Before 2014, it was a very traditional class with lectures, PowerPoints, and a little bit of student discussion. When I incorporated the MOOC material in 2014, I didn't anticipate any major changes. I simply said, why don't you look at these video lectures we just produced and see what you think, and think about them?

And what I realized right away was that students would come into class, and they would have a lot of knowledge, which was not the case before. So I would ask, so when did Perry come to Japan? 1853. When did Meiji era begin? 1868. Why did it begin? Blah, blah. So, my goodness.

I had a whole set of PowerPoints which I had created from years of teaching. I did not show a single PowerPoint. For 70 minutes, I just asked them questions, just to see if I can find something that they didn't know. They knew the whole thing. And I said, gee, this is different.

And without realizing it-- I didn't even know what a flipped class was-- I just did a flipped class. I did not lecture for a single minute. It was just question, answer, discussion, posing deeper questions for students to discuss. And I was absolutely, absolutely stunned that just in this one class, the way I teach changed fundamentally.

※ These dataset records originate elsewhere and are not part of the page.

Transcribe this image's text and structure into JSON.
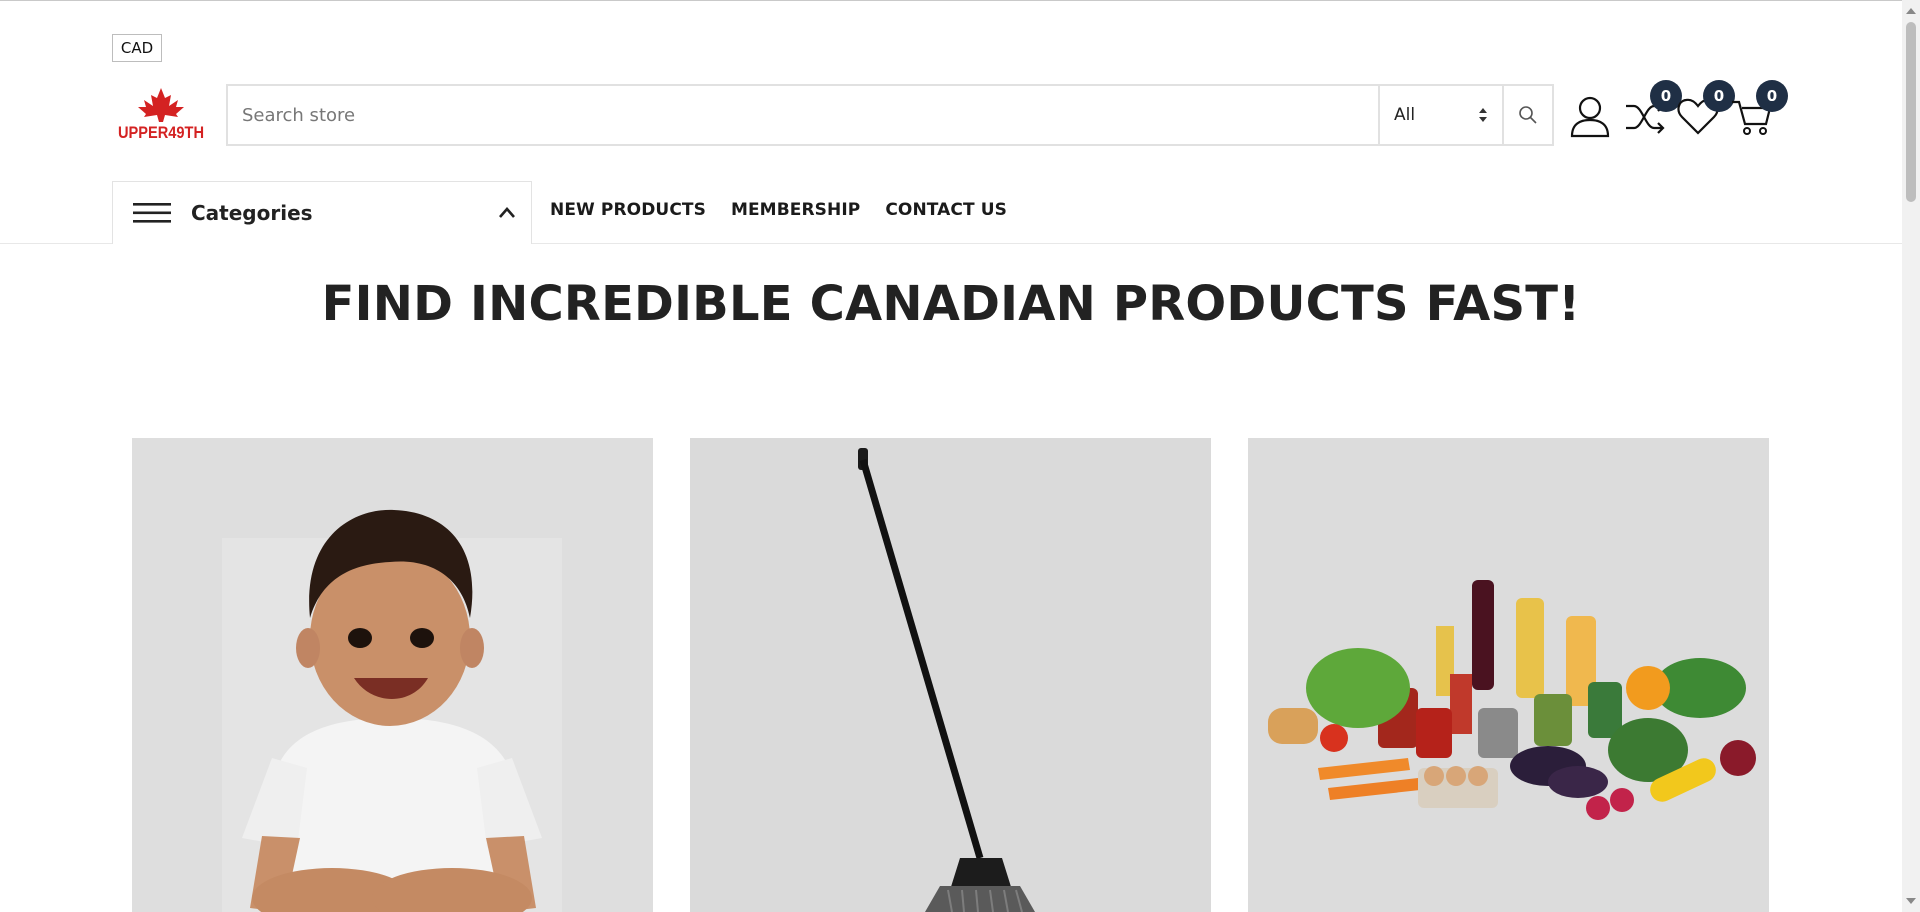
{
  "header": {
    "currency": "CAD",
    "logo_text": "UPPER49TH",
    "search": {
      "placeholder": "Search store",
      "category_selected": "All"
    },
    "counters": {
      "compare": "0",
      "wishlist": "0",
      "cart": "0"
    }
  },
  "nav": {
    "categories_label": "Categories",
    "menu_items": [
      "NEW PRODUCTS",
      "MEMBERSHIP",
      "CONTACT US"
    ]
  },
  "hero": {
    "title": "FIND INCREDIBLE CANADIAN PRODUCTS FAST!"
  },
  "tiles": [
    {
      "image": "baby-photo"
    },
    {
      "image": "broom-photo"
    },
    {
      "image": "groceries-photo"
    }
  ],
  "colors": {
    "badge_bg": "#1f2f45",
    "logo_red": "#d42222",
    "tile_bg": "#dcdcdc"
  }
}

So by having flipped the class, one big concrete thing that came out of it-- this is MIT. So one of the students was actually getting some data on this. So there were a couple times when I had a traditional lecture class, because I had to do something. And this student timed me. And she found that I was speaking 80%, students 20%, which for a traditional lecture class, that's not bad.

And then so she told me that. And I said, well, look. Why don't you do the same thing when we do the discussion? So she did that, and she found that it was 50-50. And qualitatively, it's just completely different, completely different.

I remember we had a bunch of visitors from Japan the second week of the class. And I was doing the interactive style. And they came up to me and said, so how many months have you been teaching this class? I said, two weeks. They are like, it's quite remarkable. I mean, just the sheer amount of knowledge the students gain from this new way of teaching you cannot compare to the previous.

We like to lecture. We all like to lecture. And I miss lecturing. A lot of faculty members who flip class tell me this. In their quiet moment in the corner of their room, they whisper, I miss lecturing. But we all know that this flipping class makes it so much more effective.

What's really important is to have good material for students to study ahead of class, and I strongly recommend video. Video is a very rich source of knowledge. And if you combine that with reading, you'll be amazed at how much students bring into class.

And as one of my colleagues, Rhonda Gibson, who has flipped her materials class has said, the reason why flipped class is so effective is the students touch the same material several times. Once when they viewing it before coming to class, and second time when we're discussing it, and third time when they do a piece that's based on it. That's why it's so effective. Yeah. I think lecturing is going to go the wayside of blackboards.